Existing alignment methods share a common topology of information flow, where reward information is collected from humans, modeled with preference learning, and used to tune language models. However, this shared topology has not been systematically characterized, nor have its alternatives been thoroughly explored, leaving the problems of low data efficiency and unreliable generalization unaddressed. As a solution, we introduce a theoretical framework for investigating reward generalization in reinforcement learning from human feedback (RLHF), focusing on the topology of information flow at both macro and micro levels. At the macro level, we portray the RLHF information flow as an autoencoding process over behavior distributions, formalizing the RLHF objective of distributional consistency between human preference and model behavior. At the micro level, we present induced Bayesian networks as a theory of reward generalization in RLHF, introducing fine-grained dataset topologies into generalization bounds. Combining analysis on both levels, we propose reward modeling from tree-structured preference information. It is shown to reduce reward uncertainty by up to $\Theta(\log n/\log\log n)$ times compared to baselines, where $n$ is the dataset size. Validation on three NLP tasks shows that our tree-based reward model achieves an average win rate of 65% against baseline methods, thus improving reward generalization for free via topology design.

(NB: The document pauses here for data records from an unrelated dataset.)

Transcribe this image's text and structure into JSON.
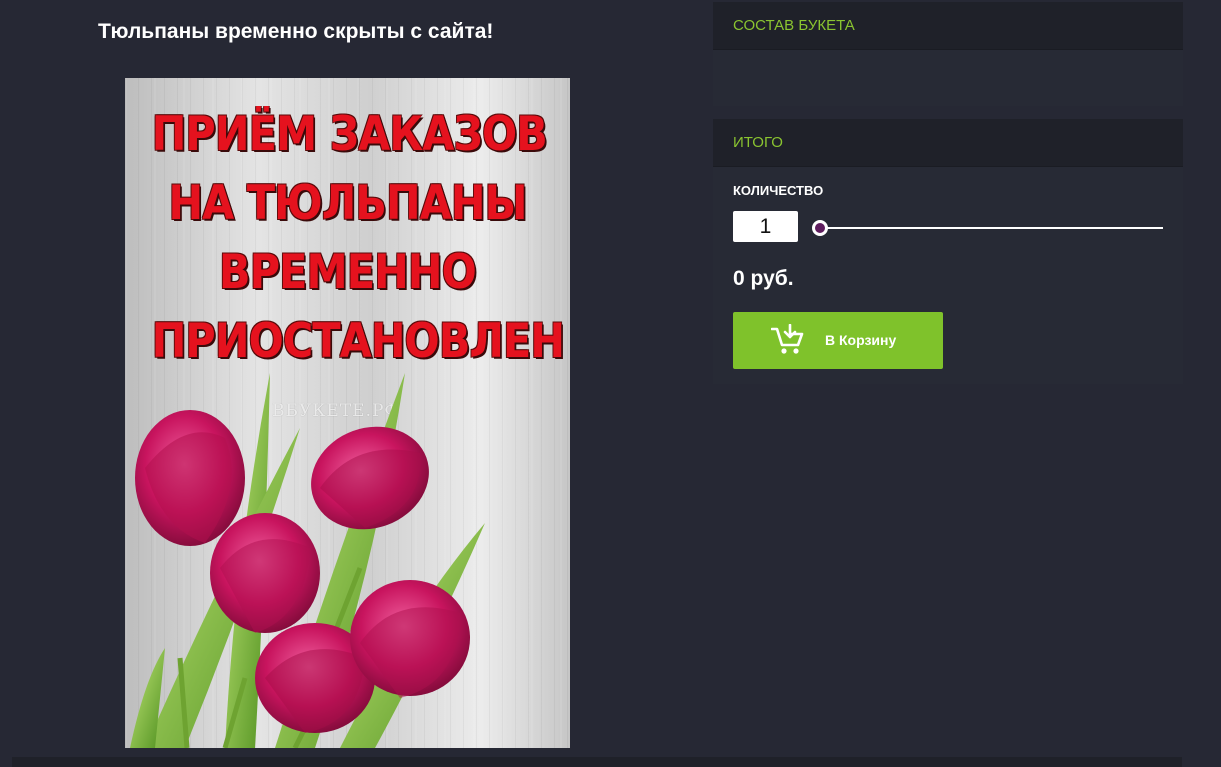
{
  "product": {
    "notice_title": "Тюльпаны временно скрыты с сайта!"
  },
  "poster": {
    "lines": [
      "ПРИЁМ ЗАКАЗОВ",
      "НА ТЮЛЬПАНЫ",
      "ВРЕМЕННО",
      "ПРИОСТАНОВЛЕН"
    ],
    "watermark": "ВБУКЕТЕ.РФ",
    "text_color": "#e5121e"
  },
  "bouquet_panel": {
    "header": "СОСТАВ БУКЕТА"
  },
  "total_panel": {
    "header": "ИТОГО",
    "quantity_label": "КОЛИЧЕСТВО",
    "quantity_value": "1",
    "quantity_slider_level": 0,
    "price": "0 руб.",
    "cart_button_label": "В Корзину",
    "cart_icon": "cart-add-icon"
  },
  "colors": {
    "background": "#262834",
    "header_background": "#1f2129",
    "accent_green": "#7fc22b",
    "header_text_green": "#8ac430",
    "slider_thumb": "#5e1d5e"
  }
}
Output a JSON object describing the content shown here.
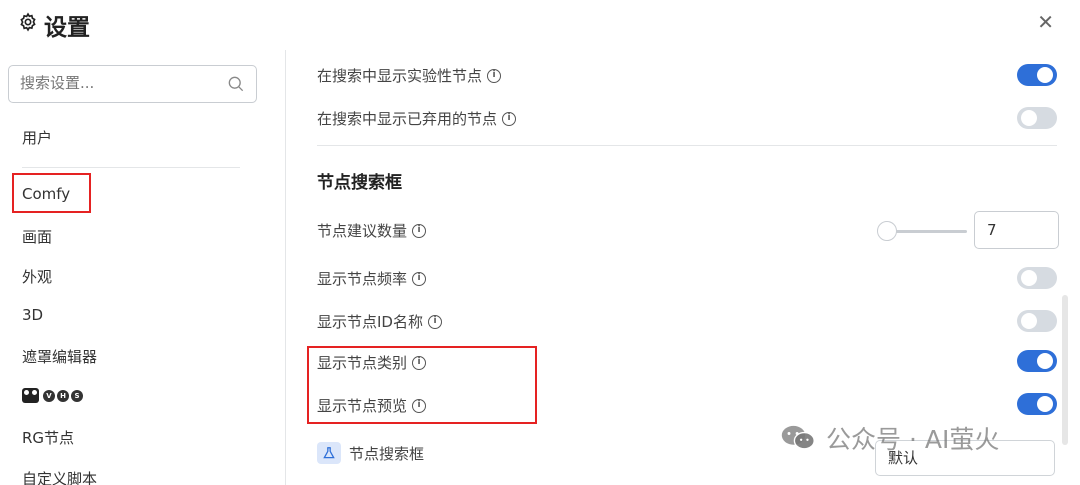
{
  "header": {
    "title": "设置",
    "close_glyph": "✕",
    "icons": [
      "gear-icon",
      "close-icon"
    ]
  },
  "sidebar": {
    "search_placeholder": "搜索设置...",
    "items": [
      "用户",
      "Comfy",
      "画面",
      "外观",
      "3D",
      "遮罩编辑器",
      "VHS",
      "RG节点",
      "自定义脚本"
    ],
    "vhs_letters": [
      "V",
      "H",
      "S"
    ]
  },
  "main": {
    "rows_top": [
      {
        "label": "在搜索中显示实验性节点",
        "toggle": true
      },
      {
        "label": "在搜索中显示已弃用的节点",
        "toggle": false
      }
    ],
    "section_title": "节点搜索框",
    "suggestion_count": {
      "label": "节点建议数量",
      "value": "7"
    },
    "rows": [
      {
        "label": "显示节点频率",
        "toggle": false
      },
      {
        "label": "显示节点ID名称",
        "toggle": false
      },
      {
        "label": "显示节点类别",
        "toggle": true
      },
      {
        "label": "显示节点预览",
        "toggle": true
      }
    ],
    "tag_label": "节点搜索框",
    "select_value": "默认",
    "info_glyph": "i"
  },
  "watermark": {
    "text": "公众号 · AI萤火"
  },
  "colors": {
    "accent": "#2e6fd8",
    "toggle_off": "#d6dbe1",
    "highlight": "#e52222"
  }
}
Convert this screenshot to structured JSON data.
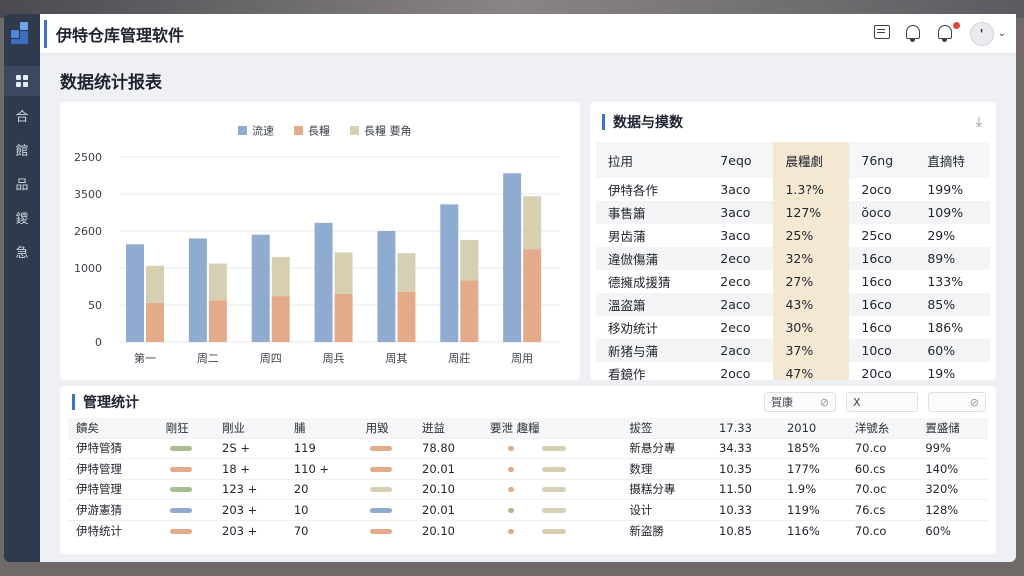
{
  "app": {
    "title": "伊特仓库管理软件"
  },
  "sidebar": {
    "items": [
      {
        "icon": "dashboard-icon",
        "label": ""
      },
      {
        "label": "合"
      },
      {
        "label": "館"
      },
      {
        "label": "品"
      },
      {
        "label": "鑁"
      },
      {
        "label": "急"
      }
    ]
  },
  "page": {
    "title": "数据统计报表"
  },
  "chart": {
    "legend": [
      "流速",
      "長糧",
      "長糧  要角"
    ],
    "yticks": [
      "2500",
      "3500",
      "2600",
      "1000",
      "50",
      "0"
    ]
  },
  "chart_data": {
    "type": "bar",
    "categories": [
      "第一",
      "周二",
      "周四",
      "周兵",
      "周其",
      "周莊",
      "周用"
    ],
    "series": [
      {
        "name": "流速",
        "values": [
          1320,
          1400,
          1450,
          1610,
          1500,
          1860,
          2280
        ]
      },
      {
        "name": "長糧",
        "values": [
          530,
          560,
          620,
          650,
          680,
          830,
          1250
        ]
      },
      {
        "name": "長糧  要角",
        "values": [
          500,
          500,
          530,
          560,
          520,
          550,
          720
        ]
      }
    ],
    "colors": [
      "#8fabcf",
      "#e3ab8a",
      "#d6cfb2"
    ],
    "ylim": [
      0,
      2500
    ]
  },
  "stats_table": {
    "title": "数据与摸数",
    "columns": [
      "拉用",
      "7eqo",
      "晨糧劇",
      "76ng",
      "直摘特"
    ],
    "rows": [
      [
        "伊特各作",
        "3aco",
        "1.3?%",
        "2oco",
        "199%"
      ],
      [
        "事售簫",
        "3aco",
        "127%",
        "ŏoco",
        "109%"
      ],
      [
        "男齿蒲",
        "3aco",
        "25%",
        "25co",
        "29%"
      ],
      [
        "違倣傷蒲",
        "2eco",
        "32%",
        "16co",
        "89%"
      ],
      [
        "德擁成援猜",
        "2eco",
        "27%",
        "16co",
        "133%"
      ],
      [
        "溫盗簫",
        "2aco",
        "43%",
        "16co",
        "85%"
      ],
      [
        "移劝统计",
        "2eco",
        "30%",
        "16co",
        "186%"
      ],
      [
        "新猪与蒲",
        "2aco",
        "37%",
        "10co",
        "60%"
      ],
      [
        "看鏡作",
        "2oco",
        "47%",
        "20co",
        "19%"
      ]
    ]
  },
  "mgmt": {
    "title": "管理统计",
    "filters": [
      {
        "label": "賀康",
        "suffix": "⊘"
      },
      {
        "label": "X",
        "suffix": ""
      },
      {
        "label": "",
        "suffix": "⊘"
      }
    ],
    "columns": [
      "饋矣",
      "剛狂",
      "剛业",
      "脯",
      "用毀",
      "迸益",
      "要泄 趣糧",
      "拔签",
      "17.33",
      "2010",
      "洋號糸",
      "置盛储"
    ],
    "rows": [
      [
        "伊特管猜",
        "",
        "2S +",
        "119",
        "",
        "78.80",
        "",
        "新悬分專",
        "34.33",
        "185%",
        "70.co",
        "99%"
      ],
      [
        "伊特管理",
        "",
        "18 +",
        "110 +",
        "",
        "20.01",
        "",
        "数理",
        "10.35",
        "177%",
        "60.cs",
        "140%"
      ],
      [
        "伊特管理",
        "",
        "123 +",
        "20",
        "",
        "20.10",
        "",
        "摄糕分專",
        "11.50",
        "1.9%",
        "70.oc",
        "320%"
      ],
      [
        "伊游憲猜",
        "",
        "203 +",
        "10",
        "",
        "20.01",
        "",
        "设计",
        "10.33",
        "119%",
        "76.cs",
        "128%"
      ],
      [
        "伊特统计",
        "",
        "203 +",
        "70",
        "",
        "20.10",
        "",
        "新盗勝",
        "10.85",
        "116%",
        "70.co",
        "60%"
      ]
    ],
    "pill_colors": {
      "green": "#a7be8f",
      "salmon": "#e3ab8a",
      "blue": "#8fabcf",
      "beige": "#d6cfb2"
    }
  }
}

翻译：现有对齐方法共享一种信息流的共同拓扑结构，其中奖励信息从人类收集，通过偏好学习建模，并用于调整语言模型。然而，这一共享拓扑尚未得到系统化表征，其替代方案也未得到充分探索，导致数据效率低下和泛化不可靠的问题未能解决。作为解决方案，我们引入一个理论框架来研究基于人类反馈的强化学习（RLHF）中的奖励泛化，重点关注宏观和微观两个层面的信息流拓扑。在宏观层面，我们将RLHF信息流描绘为行为分布上的自编码过程，形式化地表达了人类偏好与模型行为之间分布一致性的RLHF目标。在微观层面，我们提出诱导贝叶斯网络作为RLHF中奖励泛化的理论，将细粒度的数据集拓扑引入泛化边界。结合两个层面的分析，我们提出了基于树结构偏好信息的奖励建模方法。理论分析表明，与基线方法相比，该方法可将奖励不确定性降低至多$\Theta(\log n/\log\log n)$倍，其中$n$为数据集规模。在三个自然语言处理任务上的验证实验表明，我们基于树的奖励模型相对于基线方法平均胜率达到65%，从而通过拓扑设计免费提升了奖励泛化能力。